Ancak sıralamada vekillik sıralamasının dibinde bile değildi!.

Ve Sayın Ahmet Metin Genç’te yine ses seda çıkmamıştı!

Oysa demokrasiye inanmış, kendine saygısı olan, halkın sevgisini kazanmış, bunun sonucu il başkanı seçilmiş bir kişi, tek adam marifetiyle alaşağı ediliyorsa, en hafif eylemi partiden istifa etmek olmalı değil mi? Demokrasiye inanmayan bir iradeyle yola devam etmenin ne anlamı olabilir ki?

Sayın Ahmet Metin Genç, kendisine yapılan haksızlığa en küçük bir tepki bile veremedi o kritik süreçte… Sustu ve teslim oldu. O günden sonra küçük bir siyasi figür olarak yolunda yürüdü Sayın Genç! Bugün de teslim olmanın ödülünü aldı Ortahisar Belediye Başkan Adayı olarak! Geleceğim nokta şudur: Küçük hesaplar peşinde koşanların, büyük davaların kahramanları olma hakları yoktur. Ve Trabzonspor da büyük bir davadır. Bu dava ayrıca siyasete kurban edilmeyecek kadar da değerlidir. Kendilerine yapılan haksızlıklara karşı kaderini sadece bir tek insanın ellerine teslim edenlerin, Trabzonspor’un kaderiyle ilgili bırakın eylem önermeyi, tek söz söyleme hakkı yoktur.

Başta Sayın Genç ve onun gibiler olmak üzere!...

*---

 

İLAHİ FARUK ABİ!..

 

Hiç değişmeyecek! Her olumlu gelişmeyi kendine veya yakın çevresine, tüm olumsuzlukları da karşıtlarına yüklemekte üzerine yoktur. Kimden mi söz ediyoruz. Tabii ki Faruk Özak Abimizden!.. Trabzonspor’u yönetirken de, dışındayken de öyleydi, vekil, bakan oldu yine aynı!...

Ankara’daki Trabzon etkinliklerinde, konu şike olunca, CHP Milletvekili Volkan Canalioğlu ve MHP Milletvekili eski bakan Koray Aydın’a vermiş veriştirmiş, “Genel başkanlarınıza söyleyin. Biz şike yasasını çıkardık. Çıkarmasaydık şimdi şike bile konuşulmayacaktı’ diye eklemiş.

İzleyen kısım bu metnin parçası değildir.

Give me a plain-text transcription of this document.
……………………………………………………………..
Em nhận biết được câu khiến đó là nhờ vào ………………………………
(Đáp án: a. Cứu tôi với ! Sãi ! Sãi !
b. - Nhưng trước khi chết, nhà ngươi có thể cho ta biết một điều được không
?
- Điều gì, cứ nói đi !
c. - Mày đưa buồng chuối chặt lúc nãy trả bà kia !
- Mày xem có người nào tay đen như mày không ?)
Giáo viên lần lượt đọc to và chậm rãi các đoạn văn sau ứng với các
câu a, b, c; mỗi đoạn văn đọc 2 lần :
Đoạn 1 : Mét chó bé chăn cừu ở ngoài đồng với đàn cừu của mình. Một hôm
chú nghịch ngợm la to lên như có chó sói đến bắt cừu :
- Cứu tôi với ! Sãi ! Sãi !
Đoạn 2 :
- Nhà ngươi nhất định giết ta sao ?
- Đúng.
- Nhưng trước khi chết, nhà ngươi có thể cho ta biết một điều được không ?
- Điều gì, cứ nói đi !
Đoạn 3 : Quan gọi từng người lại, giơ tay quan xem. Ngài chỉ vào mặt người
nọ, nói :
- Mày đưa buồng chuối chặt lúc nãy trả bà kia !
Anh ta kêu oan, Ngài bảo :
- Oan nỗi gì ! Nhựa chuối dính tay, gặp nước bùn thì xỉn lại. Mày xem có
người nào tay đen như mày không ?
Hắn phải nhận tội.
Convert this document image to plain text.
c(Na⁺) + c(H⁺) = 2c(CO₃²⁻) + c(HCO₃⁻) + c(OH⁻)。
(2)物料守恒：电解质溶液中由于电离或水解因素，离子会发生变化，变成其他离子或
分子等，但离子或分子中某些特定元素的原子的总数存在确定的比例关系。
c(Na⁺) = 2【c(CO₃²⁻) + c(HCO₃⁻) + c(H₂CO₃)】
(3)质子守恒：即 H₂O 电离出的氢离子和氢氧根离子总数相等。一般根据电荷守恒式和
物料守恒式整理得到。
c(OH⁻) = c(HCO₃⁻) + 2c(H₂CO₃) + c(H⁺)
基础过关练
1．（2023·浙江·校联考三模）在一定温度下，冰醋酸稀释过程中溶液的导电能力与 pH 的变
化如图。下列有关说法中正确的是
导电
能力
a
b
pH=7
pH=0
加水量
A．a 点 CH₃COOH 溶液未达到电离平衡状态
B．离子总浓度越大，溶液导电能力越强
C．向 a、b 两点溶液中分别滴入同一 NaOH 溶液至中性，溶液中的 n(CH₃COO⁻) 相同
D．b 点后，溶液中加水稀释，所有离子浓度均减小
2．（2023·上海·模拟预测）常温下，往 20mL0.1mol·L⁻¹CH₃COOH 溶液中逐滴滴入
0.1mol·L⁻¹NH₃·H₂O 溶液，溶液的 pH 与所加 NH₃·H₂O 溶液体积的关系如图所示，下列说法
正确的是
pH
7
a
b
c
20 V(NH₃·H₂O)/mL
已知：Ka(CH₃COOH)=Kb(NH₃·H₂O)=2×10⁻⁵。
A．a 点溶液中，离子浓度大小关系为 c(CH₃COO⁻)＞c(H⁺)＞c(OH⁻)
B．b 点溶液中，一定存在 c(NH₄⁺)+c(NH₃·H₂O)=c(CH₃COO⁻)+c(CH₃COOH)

İyi de UEFA ve FİFA dayatması olmasaydı sporda düzensizliği önleme yasası çıkacakmıydı? Kaldı ki iktidara 2002’de gelen AKP, neden 9 yıl gibi bir süre bekledi bu şike yasasını çıkarmayı? Ve sonra şike yapan, teşvik verenlerin az ceza alması için meclise, cumhurbaşkanına kim dayatma yaptı? Yasa vetoyu yediğinde, genel başkan yardımcısını dahi silindir gibi ezip, ‘O yasa aynen çıkacak’ diyen kimdi?  Hala daha Spor Kulüpleri Yasası neden çıkmadı?

Sayın Özak’ın, Volkan Canalioğlu ve Koray Aydın’a verdiği tepki şayet kendisi, genel başkanı ve başbakana, “Bu olaya müdahil olmayın, puan hırsızlarını ve kulüplerini korumayın. Yoksa istifa ederim’ diyebilmiş olsaydı; Ya da mecliste bir kez olsun, Fenerbahçe’nin ve başta başbakan olmak üzere onu koruyanların aleyhine bir iki kelam edebilseydi çok haklı olur, ayakta alkışlanırdı.

Ama şimdi söyledikleri bilindik Faruk Özak tavrı ve hiç de işe yaramıyor, inandırıcı da olmuyor!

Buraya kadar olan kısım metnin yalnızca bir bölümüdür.